At £11.88 for a 50 g dose (Joint Formulary Committee, 2012), this is an inexpensive and easily administered pre-hospital treatment, with its effect potentiated by early administration, comparing favourably with the enormous financial costs of one liver transplant, in the region of £77 000 (Longworth et al, 2003) with its social consequences and ‘avoidable suffering’, which as noted by Greenalgh (2010) can be caused by failure to implement evidence.

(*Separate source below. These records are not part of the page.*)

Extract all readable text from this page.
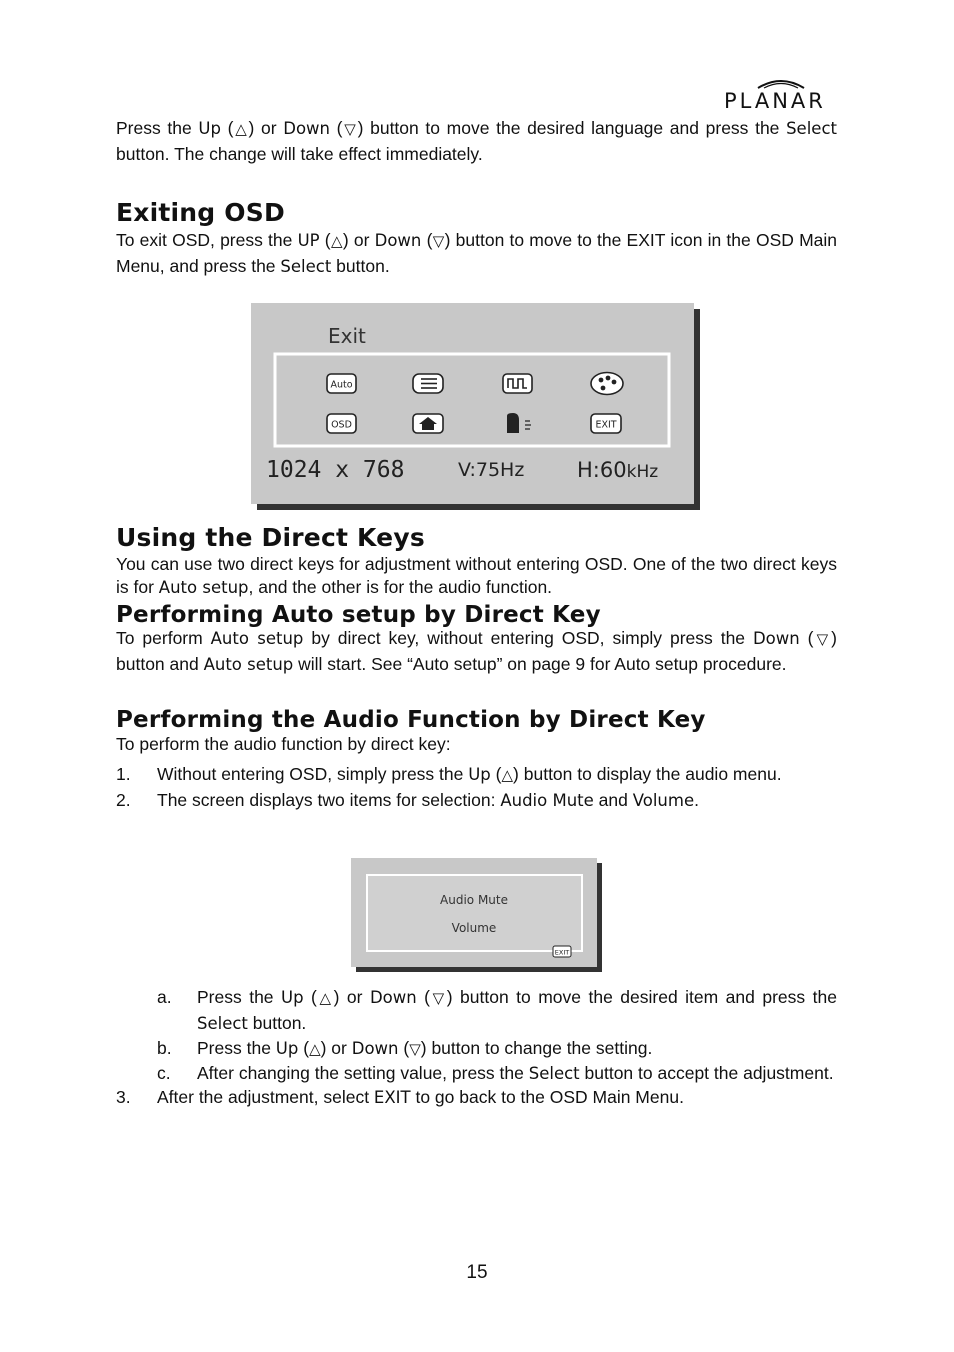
PLANAR

Press the Up (△) or Down (▽) button to move the desired language and press the Select button. The change will take effect immediately.

Exiting OSD

To exit OSD, press the UP (△) or Down (▽) button to move to the EXIT icon in the OSD Main Menu, and press the Select button.

Exit
Auto
OSD	EXIT
1024 x 768	V:75Hz	H:60kHz
Using the Direct Keys

You can use two direct keys for adjustment without entering OSD. One of the two direct keys is for Auto setup, and the other is for the audio function.

Performing Auto setup by Direct Key

To perform Auto setup by direct key, without entering OSD, simply press the Down (▽) button and Auto setup will start. See “Auto setup” on page 9 for Auto setup procedure.

Performing the Audio Function by Direct Key

To perform the audio function by direct key:

1. Without entering OSD, simply press the Up (△) button to display the audio menu.
2. The screen displays two items for selection: Audio Mute and Volume.
Audio Mute
Volume
EXIT
a. Press the Up (△) or Down (▽) button to move the desired item and press the Select button.
b. Press the Up (△) or Down (▽) button to change the setting.
c. After changing the setting value, press the Select button to accept the adjustment.
3. After the adjustment, select EXIT to go back to the OSD Main Menu.
15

The South Western Ambulance Service NHS Foundation Trust has recently concluded a six month feasibility trial of SDAC as a pre-hospital treatment. Paramedic crews in two zones of the Trust were equipped with SDAC and following a PGD, offered the treatment to suitable patients of overdose. Results and analysis are to be published in a future article.

Key points

  • Paracetamol overdose is a common presentation faced by paramedics.
  • Despite apparent gaps in current knowledge, a strong case exists for ambulance crews to adminiter single-dose activated charcoal on scene in cases of paracetamol overdose.
  • Randomised controlled trials give good estimates of immediate treatment effect but longer follow-up studies could be used to evaluate long-term benefits.
  • A significant number of deaths still occur in England each year despite measures to prevent paracetamol overdose.